Factors linked to COVID-19 in-hospital mortality ID’d in NYC

(HealthDay)—Factors associated with in-hospital mortality include older age, chronic cardiac disease, and chronic pulmonary disease in a cohort of hospitalized patients with COVID-19 in New York City, according to a study published online May 19 in The Lancet.
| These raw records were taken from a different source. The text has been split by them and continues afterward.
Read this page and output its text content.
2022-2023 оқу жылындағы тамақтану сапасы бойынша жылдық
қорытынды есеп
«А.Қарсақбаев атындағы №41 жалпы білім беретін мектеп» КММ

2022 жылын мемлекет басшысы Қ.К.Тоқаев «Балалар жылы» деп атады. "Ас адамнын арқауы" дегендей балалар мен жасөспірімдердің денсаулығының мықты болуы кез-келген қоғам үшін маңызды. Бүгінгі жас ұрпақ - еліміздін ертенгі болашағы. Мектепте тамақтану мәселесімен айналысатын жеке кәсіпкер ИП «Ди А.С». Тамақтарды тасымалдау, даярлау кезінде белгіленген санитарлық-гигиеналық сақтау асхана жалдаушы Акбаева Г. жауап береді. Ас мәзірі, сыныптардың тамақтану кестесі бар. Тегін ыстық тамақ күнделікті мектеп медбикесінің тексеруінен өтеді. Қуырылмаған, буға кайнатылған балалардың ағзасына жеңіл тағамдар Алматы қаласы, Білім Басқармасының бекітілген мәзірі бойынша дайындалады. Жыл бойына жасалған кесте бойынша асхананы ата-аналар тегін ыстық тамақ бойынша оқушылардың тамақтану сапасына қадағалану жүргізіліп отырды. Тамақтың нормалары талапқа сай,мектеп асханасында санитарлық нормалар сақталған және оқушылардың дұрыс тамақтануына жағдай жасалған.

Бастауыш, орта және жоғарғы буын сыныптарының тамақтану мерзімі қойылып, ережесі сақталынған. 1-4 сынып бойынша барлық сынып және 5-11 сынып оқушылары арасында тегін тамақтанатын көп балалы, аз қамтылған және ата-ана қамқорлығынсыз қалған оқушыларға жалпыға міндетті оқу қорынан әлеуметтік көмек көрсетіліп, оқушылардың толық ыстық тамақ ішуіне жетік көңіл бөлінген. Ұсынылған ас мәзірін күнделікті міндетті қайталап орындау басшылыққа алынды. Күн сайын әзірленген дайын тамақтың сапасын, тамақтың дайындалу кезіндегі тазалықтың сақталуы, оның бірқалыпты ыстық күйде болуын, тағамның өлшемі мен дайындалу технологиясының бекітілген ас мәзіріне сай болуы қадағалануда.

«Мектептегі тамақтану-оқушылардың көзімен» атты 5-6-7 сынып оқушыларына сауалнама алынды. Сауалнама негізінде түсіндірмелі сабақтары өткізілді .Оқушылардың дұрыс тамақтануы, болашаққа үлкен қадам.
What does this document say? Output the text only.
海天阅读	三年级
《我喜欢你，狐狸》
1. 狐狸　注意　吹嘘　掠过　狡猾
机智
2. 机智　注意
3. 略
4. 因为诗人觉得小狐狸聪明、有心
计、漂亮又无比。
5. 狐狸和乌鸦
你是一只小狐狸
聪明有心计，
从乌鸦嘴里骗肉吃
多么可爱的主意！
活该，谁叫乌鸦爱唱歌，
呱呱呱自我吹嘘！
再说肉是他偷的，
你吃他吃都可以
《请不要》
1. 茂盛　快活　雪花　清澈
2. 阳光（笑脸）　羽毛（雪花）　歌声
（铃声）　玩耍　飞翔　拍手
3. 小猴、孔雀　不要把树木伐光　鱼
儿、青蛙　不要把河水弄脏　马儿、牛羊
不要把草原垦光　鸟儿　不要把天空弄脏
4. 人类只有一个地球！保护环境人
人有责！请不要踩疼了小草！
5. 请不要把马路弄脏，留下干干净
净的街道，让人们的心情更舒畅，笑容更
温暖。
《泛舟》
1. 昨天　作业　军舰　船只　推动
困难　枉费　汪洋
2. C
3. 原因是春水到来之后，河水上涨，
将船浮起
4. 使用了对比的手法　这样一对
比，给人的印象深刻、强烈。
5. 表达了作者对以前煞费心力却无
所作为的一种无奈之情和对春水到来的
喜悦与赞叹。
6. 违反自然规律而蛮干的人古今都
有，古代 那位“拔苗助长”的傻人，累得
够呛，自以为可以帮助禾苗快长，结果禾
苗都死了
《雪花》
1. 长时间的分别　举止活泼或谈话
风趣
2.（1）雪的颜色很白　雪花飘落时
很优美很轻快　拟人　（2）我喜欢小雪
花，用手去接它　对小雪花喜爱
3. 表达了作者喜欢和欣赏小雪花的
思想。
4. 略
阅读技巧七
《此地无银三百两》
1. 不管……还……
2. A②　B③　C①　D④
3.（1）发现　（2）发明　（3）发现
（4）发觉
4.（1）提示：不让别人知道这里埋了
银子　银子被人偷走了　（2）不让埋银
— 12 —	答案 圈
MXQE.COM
Matthew J. Cummings, M.D., from the Columbia University Irving Medical Center and NewYork-Presbyterian Hospital in New York City, and colleagues conducted a prospective observational cohort study involving 1,150 adult patients admitted to two hospitals in Northern Manhattan from March 2 to April 1, 2020, who were diagnosed with laboratory-confirmed COVID-19; of these, 22 percent (257 patients) were critically ill.

The researchers found that of the 257 critically ill patients (median age, 62 years; 67 percent men), 82 percent had at least one chronic illness, most commonly hypertension and diabetes (63 and 36 percent, respectively); 46 percent of patients had obesity. Thirty-nine percent of patients had died as of April 28, 2020, and 37 percent remained hospitalized. Most patients (79 percent) received invasive mechanical ventilation (median, 18 days); 66 and 31 percent of patients received vasopressors and renal replacement therapy, respectively. Independent associations with in-hospital mortality were seen for older age (adjusted hazard ratio [aHR], 1.31 per 10-year increase), chronic cardiac disease (aHR, 1.76), chronic pulmonary disease (aHR, 2.94), higher concentrations of interleukin-6 (aHR, 1.11 per-decile increase), and higher concentrations of D-dimer (aHR, 1.10 per-decile increase).

“While waiting for the availability of a COVID-19 vaccine, further studies are required to improve and personalize patient treatment,” write the authors of an accompanying editorial.